While some were skeptic and the word ‘fad’ was bounded around, it has stood the test of time and is now in some of the world’s biggest airports, such as Madrid, Dubai and Miami.
Back at London Luton Airport, figures suggest that, combined with other changes, baggage rejection has fallen by 12%. It just shows that solution-based technology has legs and has the ability to become part of everyday life.
Ultimately, usability dictates what technology becomes popular with consumers and businesses. Integration is the buzzword of the moment and different pieces of technology that can easily talk to each other and provide additional functionality are bringing financial gains to the developers.
The rise of the internet and, more recently, smartphones, has made the consumer a little gluttonous in terms of technology. We are used to having one device that can do a lot of things and, ultimately make our lives easier.
Integrated tech is the name of the game for businesses too, and consumer-facing ones in particular want solutions that perform a number of functions.

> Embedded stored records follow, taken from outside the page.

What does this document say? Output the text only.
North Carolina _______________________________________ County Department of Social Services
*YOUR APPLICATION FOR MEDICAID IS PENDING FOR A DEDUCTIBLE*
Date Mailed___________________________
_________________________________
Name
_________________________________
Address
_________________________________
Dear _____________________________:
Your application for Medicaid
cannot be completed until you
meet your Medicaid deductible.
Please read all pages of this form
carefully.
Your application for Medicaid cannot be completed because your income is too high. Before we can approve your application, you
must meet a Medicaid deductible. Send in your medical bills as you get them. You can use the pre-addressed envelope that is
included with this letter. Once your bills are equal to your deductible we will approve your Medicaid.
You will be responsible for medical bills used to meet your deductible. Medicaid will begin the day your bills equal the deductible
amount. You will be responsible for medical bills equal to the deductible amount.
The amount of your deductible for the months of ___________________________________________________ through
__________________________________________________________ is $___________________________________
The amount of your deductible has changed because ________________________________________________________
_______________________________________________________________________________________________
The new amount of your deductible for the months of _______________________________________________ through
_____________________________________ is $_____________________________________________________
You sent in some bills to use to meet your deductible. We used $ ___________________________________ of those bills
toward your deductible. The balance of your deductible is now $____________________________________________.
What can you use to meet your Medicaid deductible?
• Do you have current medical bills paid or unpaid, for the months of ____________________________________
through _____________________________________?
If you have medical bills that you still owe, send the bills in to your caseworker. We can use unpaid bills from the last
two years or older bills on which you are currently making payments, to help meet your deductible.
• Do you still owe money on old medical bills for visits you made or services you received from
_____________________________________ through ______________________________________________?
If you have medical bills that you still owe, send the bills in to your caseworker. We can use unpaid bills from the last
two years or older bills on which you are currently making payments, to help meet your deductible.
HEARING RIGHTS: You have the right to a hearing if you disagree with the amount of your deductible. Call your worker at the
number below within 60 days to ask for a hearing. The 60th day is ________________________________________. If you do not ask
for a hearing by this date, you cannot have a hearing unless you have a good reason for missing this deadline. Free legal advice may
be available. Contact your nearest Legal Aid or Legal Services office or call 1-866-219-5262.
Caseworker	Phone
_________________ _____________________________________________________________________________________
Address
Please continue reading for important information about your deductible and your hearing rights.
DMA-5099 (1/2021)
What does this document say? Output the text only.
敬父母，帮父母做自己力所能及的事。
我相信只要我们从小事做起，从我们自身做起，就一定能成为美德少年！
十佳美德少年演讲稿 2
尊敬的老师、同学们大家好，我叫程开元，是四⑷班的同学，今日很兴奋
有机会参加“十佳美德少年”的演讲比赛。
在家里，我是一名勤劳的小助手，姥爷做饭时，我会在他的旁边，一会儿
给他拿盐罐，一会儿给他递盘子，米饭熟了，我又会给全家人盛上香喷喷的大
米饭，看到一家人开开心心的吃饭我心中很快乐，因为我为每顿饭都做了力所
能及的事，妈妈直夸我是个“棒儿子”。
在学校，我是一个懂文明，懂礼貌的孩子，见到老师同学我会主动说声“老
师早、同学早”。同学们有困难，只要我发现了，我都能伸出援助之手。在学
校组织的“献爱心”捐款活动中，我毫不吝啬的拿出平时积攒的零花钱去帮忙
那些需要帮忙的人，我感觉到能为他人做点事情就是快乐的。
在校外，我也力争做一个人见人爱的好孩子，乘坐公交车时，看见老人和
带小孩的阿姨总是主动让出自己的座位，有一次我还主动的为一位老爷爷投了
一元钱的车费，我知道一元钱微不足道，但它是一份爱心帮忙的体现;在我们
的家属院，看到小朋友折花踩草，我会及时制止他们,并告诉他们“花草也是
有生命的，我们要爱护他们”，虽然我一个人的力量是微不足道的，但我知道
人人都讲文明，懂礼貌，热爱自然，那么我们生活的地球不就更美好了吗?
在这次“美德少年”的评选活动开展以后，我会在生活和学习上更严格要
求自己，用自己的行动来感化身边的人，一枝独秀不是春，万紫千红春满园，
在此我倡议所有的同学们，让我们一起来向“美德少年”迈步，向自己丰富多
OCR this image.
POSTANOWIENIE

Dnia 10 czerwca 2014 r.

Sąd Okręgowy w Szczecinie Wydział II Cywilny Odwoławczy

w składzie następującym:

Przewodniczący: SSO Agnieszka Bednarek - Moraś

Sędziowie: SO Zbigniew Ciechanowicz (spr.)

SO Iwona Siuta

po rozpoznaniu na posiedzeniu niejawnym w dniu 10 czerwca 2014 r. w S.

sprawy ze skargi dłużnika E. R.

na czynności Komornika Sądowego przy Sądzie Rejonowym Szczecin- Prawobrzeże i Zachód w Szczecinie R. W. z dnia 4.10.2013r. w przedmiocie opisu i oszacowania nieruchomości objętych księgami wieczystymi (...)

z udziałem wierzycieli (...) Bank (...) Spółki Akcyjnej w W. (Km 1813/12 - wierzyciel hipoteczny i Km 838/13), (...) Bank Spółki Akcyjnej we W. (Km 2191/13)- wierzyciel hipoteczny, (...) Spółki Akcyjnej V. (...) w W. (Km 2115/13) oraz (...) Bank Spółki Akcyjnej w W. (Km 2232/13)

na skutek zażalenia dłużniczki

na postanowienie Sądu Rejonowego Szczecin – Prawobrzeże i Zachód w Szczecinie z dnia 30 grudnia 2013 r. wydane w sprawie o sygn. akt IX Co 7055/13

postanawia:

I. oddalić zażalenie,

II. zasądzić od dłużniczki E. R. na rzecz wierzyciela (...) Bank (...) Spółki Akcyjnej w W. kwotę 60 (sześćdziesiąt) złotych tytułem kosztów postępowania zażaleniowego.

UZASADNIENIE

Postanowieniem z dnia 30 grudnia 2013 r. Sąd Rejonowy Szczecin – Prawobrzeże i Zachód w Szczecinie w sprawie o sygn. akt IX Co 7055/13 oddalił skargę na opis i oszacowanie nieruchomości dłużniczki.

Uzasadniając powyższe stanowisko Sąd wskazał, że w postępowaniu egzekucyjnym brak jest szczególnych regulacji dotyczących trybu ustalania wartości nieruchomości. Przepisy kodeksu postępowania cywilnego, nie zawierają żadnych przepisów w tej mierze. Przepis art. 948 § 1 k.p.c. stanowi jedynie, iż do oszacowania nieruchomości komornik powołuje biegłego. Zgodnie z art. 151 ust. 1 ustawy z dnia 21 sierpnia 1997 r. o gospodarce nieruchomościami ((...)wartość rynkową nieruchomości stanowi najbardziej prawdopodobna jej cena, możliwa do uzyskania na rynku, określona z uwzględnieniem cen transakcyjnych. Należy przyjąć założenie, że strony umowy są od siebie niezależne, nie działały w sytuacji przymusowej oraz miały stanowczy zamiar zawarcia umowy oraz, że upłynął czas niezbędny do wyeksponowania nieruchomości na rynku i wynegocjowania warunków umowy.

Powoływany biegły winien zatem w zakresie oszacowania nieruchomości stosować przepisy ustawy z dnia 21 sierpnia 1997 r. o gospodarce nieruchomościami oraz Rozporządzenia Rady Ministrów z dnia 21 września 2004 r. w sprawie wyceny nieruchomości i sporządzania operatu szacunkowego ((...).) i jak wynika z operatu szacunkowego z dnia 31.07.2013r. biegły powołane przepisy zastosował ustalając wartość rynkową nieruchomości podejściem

Ultimately, they want something that tells them everything about their sales processes, functionality and staff efficiency.
It is about building a more in-depth picture of the consumer than ever before, monitoring habits and accurately predicting their next move – something that every good tech developer should be doing as standard.
Not all new technology will make waves. ‘Techpreneurs’ need to find their niche and meet a tangible need. Filling a gap in the market does not guarantee success, but it is a good place to start.